Philosophical Assumptions:

  1. Ontological: the assumptions the researcher has about reality and that reality is a construction of multiple realities. In order to frame these multiple realities, the researcher uses quotations, themes, and various perspectives from the informants.
  2. Epistemological: the distance between the participants and the researcher. In qualitative research, the goal is to minimize this distance.
  3. Axiological: values that are present in the study. How does the researcher influence the study? Talks about bias that is present in the study.
  4. Rhetorical: the focus is on the rhetoric and the rhetoric shapes the study. The rhetoric comes from the traditions of inquiry. Ex. internal validity, external validity, generalizability (quantitative research), and objectivity vs. credibility, transferability, dependability, and confirmability (qualitative research). In a qualitative study, the terms come from the informants.
  5. Methodological: how the study is conceptualized. Most is inductive in qualitative research except for grounded theory which begins inductively and then becomes deductive

Ideological Perspectives are things like positivism, post modernism, feminism, critical theory, etc.

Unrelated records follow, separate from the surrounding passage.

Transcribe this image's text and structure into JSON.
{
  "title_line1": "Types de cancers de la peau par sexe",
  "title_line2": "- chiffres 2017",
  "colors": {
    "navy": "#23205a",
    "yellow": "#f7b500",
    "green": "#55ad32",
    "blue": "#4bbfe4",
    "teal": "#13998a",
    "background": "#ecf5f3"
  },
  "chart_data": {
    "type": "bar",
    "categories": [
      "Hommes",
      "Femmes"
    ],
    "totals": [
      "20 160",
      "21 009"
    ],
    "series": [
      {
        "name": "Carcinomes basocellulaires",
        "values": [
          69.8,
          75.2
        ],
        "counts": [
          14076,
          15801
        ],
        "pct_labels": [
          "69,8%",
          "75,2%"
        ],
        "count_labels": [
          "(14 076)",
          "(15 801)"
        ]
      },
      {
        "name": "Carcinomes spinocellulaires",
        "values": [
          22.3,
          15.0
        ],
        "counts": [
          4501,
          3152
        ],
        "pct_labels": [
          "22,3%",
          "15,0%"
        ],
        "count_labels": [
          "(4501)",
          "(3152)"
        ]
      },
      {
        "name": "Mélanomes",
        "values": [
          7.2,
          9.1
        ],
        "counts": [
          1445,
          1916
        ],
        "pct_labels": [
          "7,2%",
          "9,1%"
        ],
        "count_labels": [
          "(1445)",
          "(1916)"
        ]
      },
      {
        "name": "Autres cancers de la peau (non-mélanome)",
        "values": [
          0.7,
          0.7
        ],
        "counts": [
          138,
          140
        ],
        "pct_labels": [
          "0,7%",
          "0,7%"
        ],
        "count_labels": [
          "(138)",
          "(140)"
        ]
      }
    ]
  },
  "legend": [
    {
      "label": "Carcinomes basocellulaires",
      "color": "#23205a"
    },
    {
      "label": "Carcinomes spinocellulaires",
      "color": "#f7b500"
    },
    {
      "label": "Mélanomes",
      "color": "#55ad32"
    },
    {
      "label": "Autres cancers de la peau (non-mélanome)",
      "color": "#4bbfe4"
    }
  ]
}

  • Ethnography and phenomenology use theory in the before stages of the research process. Both bring a strong lens through which the data will be viewed.
  • Biography and case study use theory in the middle because some studies have relied heavily on theory in the beginning and others have relied heavily on theory at the end.
  • Grounded theory is at the after stages of the research process because theory is produced from the data. The purpose is to generate a theory.